The FAIR plan isn't tax supported, and its bare-bones coverage - just fire and smoke damage - is paid from policy premiums that can be much more expensive than regular insurance because the risk pool is much higher.... Roach said that the FAIR Plan has encountered the same problems as regular insurance providers in getting policy rate increases approved to provide enough revenue to cover its risk exposure.
As I've mentioned before, I don't see any way out of it. Rates need to rise, but they are already no longer affordable for more and more people. It's exacerbated by the fact that construction costs are so high in California as well.
This is starting to really stretch budgets. My neighbor was hopping mad the other day. He is retired on a fixed income and his insurance increased by $1000 this year and he complained a lot and finally paid it. But he said that another $1000 and he's out. Most people think it's robbery and don't accept that even at that cost, FAIR Plan is at risk of not being able to meet its obligations.

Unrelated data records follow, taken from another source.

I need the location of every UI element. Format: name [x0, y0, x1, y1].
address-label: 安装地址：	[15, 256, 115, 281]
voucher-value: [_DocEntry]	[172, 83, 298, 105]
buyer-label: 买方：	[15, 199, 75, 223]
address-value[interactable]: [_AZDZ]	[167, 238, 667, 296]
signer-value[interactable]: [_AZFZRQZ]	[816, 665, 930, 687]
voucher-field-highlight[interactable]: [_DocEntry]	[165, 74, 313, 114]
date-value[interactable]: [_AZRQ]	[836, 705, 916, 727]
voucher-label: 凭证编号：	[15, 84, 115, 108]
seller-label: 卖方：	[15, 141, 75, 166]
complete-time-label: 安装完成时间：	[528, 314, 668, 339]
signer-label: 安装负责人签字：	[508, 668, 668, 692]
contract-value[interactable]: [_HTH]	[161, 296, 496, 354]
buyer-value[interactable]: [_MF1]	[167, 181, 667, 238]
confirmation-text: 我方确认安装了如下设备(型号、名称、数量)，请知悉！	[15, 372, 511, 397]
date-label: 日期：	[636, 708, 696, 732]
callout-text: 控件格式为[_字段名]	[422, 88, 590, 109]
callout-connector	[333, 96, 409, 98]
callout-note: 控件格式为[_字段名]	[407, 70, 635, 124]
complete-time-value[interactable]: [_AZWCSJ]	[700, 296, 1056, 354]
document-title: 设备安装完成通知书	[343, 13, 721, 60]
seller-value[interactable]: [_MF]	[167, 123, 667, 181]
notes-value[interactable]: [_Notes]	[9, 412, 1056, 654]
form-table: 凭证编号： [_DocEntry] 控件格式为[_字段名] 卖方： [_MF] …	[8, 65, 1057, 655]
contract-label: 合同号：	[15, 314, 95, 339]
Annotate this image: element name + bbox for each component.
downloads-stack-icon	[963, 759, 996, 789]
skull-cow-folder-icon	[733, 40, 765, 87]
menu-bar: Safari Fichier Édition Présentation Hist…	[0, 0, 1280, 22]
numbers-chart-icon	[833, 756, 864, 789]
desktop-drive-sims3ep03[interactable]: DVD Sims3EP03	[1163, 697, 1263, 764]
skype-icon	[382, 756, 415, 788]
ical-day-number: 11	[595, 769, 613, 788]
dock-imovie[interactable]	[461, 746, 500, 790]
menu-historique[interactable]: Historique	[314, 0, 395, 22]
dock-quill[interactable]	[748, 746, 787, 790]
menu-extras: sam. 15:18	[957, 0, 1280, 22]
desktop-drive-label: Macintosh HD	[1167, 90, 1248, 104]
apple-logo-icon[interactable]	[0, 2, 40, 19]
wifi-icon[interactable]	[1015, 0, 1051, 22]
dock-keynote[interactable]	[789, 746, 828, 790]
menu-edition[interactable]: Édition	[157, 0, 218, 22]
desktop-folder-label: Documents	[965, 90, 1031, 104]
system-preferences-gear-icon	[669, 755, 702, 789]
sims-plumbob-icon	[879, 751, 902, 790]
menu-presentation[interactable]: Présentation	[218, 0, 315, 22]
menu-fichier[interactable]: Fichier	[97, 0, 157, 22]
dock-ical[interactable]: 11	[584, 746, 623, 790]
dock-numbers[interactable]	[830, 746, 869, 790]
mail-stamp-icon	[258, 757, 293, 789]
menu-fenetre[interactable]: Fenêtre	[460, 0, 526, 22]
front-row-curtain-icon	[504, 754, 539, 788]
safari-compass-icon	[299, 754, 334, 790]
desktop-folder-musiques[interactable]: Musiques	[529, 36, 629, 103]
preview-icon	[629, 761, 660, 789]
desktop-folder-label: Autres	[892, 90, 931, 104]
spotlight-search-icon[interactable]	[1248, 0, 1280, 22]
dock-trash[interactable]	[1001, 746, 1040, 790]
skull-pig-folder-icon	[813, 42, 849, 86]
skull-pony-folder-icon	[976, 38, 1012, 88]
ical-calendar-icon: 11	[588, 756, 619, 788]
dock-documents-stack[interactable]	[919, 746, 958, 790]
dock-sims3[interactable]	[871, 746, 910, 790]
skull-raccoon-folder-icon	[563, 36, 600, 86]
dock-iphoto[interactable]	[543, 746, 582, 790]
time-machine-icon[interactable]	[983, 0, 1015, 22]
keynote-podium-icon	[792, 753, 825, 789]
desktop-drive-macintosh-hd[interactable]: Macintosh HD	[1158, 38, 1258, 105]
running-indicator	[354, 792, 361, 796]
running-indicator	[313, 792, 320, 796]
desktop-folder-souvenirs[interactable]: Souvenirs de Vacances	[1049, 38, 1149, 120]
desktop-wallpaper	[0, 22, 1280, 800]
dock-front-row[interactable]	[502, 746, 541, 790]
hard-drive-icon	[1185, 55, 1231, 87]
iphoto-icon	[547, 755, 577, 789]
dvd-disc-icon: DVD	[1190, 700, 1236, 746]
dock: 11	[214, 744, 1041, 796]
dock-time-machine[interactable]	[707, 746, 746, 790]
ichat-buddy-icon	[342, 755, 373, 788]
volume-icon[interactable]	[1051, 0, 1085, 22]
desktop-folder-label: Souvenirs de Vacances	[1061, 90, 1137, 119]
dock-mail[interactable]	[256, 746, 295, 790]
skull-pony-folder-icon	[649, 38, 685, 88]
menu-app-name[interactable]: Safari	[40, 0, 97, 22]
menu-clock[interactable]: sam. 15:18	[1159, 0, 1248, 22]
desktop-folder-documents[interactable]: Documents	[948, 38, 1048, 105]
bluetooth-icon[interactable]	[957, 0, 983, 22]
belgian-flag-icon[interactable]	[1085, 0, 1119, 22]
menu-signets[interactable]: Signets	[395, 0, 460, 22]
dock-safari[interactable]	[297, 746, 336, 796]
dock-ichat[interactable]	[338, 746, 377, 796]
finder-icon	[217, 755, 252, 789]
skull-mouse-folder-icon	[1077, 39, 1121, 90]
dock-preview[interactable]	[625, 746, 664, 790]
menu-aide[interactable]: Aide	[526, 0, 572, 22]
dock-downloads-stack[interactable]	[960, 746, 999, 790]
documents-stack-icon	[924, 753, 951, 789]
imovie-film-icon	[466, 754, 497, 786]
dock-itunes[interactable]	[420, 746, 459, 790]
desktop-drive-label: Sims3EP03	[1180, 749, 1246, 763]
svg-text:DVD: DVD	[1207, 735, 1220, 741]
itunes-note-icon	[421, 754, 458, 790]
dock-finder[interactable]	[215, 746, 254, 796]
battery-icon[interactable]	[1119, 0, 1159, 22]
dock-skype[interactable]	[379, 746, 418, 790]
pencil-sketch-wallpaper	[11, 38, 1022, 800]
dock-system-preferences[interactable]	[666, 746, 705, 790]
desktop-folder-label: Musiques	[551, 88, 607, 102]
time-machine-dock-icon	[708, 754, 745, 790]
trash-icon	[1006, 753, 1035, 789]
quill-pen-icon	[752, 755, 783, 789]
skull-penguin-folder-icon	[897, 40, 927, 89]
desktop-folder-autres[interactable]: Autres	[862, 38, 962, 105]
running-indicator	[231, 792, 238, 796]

If we had enough retirement savings to guarantee a comfortable retirement even if the house value went to zero (which is a goal, but not yet attained), I would quit paying for insurance. We pay $11,000 on what by most American standard is a very modest home. If I invest my insurance money every year at 5%, at the end of 10 years, that's $154,000 ($173K at 7%). At the end of 20 years it's $392K/$494.
The paradox, of course, is that without the insurance payment, it would be much faster for us to reach a savings level where we felt okay foregoing insurance and just accepting that if the house burned we doul walk away with nothing.